Saturday, March 6, 2021

Hope for Hope and Where I could Find It

         I asked a question of a Zebra (rare conditions) group of which I'm a member: how do they manage to have hope for the future?


These are people who for the last year have suffered with their world of loved ones as those they love were suddenly plunged into inner and outer chaos they've never known before. 


These people have grieved with them at the indescribable loss, fear, heartache, and uncertainty seeped from under the shock of their reality being torn away like a facade, leaving a foreign existence in its wake.


These people have been present for them as the stress and isolation has eaten at them like an acid, dissolving and transforming whatever has been left.


These people offered support and understanding to a world of loved ones who were so overwhelmed with their chaos they didn't realize the gift they were being offered.


The gift of experience.


The gift of empathy.


The gift of the knowledge and wisdom that has come from having lived things like these for some time before it hit their loved ones' world.


        The gift of knowing how to navigate the wasteland that is this kind of physical, mental, emotional, and spiritual loss. These kinds of medical and other, life-shattering things that tear loved ones from them and cause them to suffer beyond description, themselves.
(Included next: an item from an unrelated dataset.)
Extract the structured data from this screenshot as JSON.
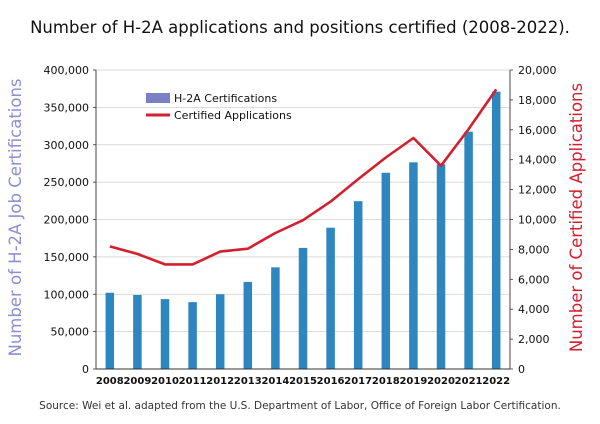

        And they gave me responses. 


        I have come to understand one thing that has haunted me nearly my entire life. How is it we keep going in such a state? Why do we keep breathing when every breath can feel deflating, and each heartbeat can feel like mockery? Why do we keep going, despite it all?


        Do you want to know what I learned?


        We find hope. We find it, create it, and share it. We hope for hope, if that's all we have left. Sometimes we curl up in the cold darkness, and hope the shivering won't last forever. We know dawn comes, as it always has, and will again, even if it isn't set by a clock or calendar.


Some go out for walks.

Some look at the sky through their window.

They reach out to others, and reach back when it's offered.

They talk to their pets, or their plants.

They find something new to love,

even if they find out they don't love it, after all.

They create. Paint. Craft. Write. Perform.

They learn. Research. Educate.

They help build awareness.

They meditate, and/or allow mindfulness to bring them into balance.

They pray, and hope for miracles.

They find ways to fill the spaces where the chaos and emptiness live, and carefully push them out.

They just keep living, within the confines of their circumstances,

as they have and will for the rest of their lives,

looking for meaning and purpose along the way.


        Anyway, just thought I'd share, in case it matters or maybe helps anyone. It could possibly sound like long-winded dribble, and that's okay, too. I'll just be over here, hoping for hope and anyone else is welcome to join me.


        Better days ahead, my friends!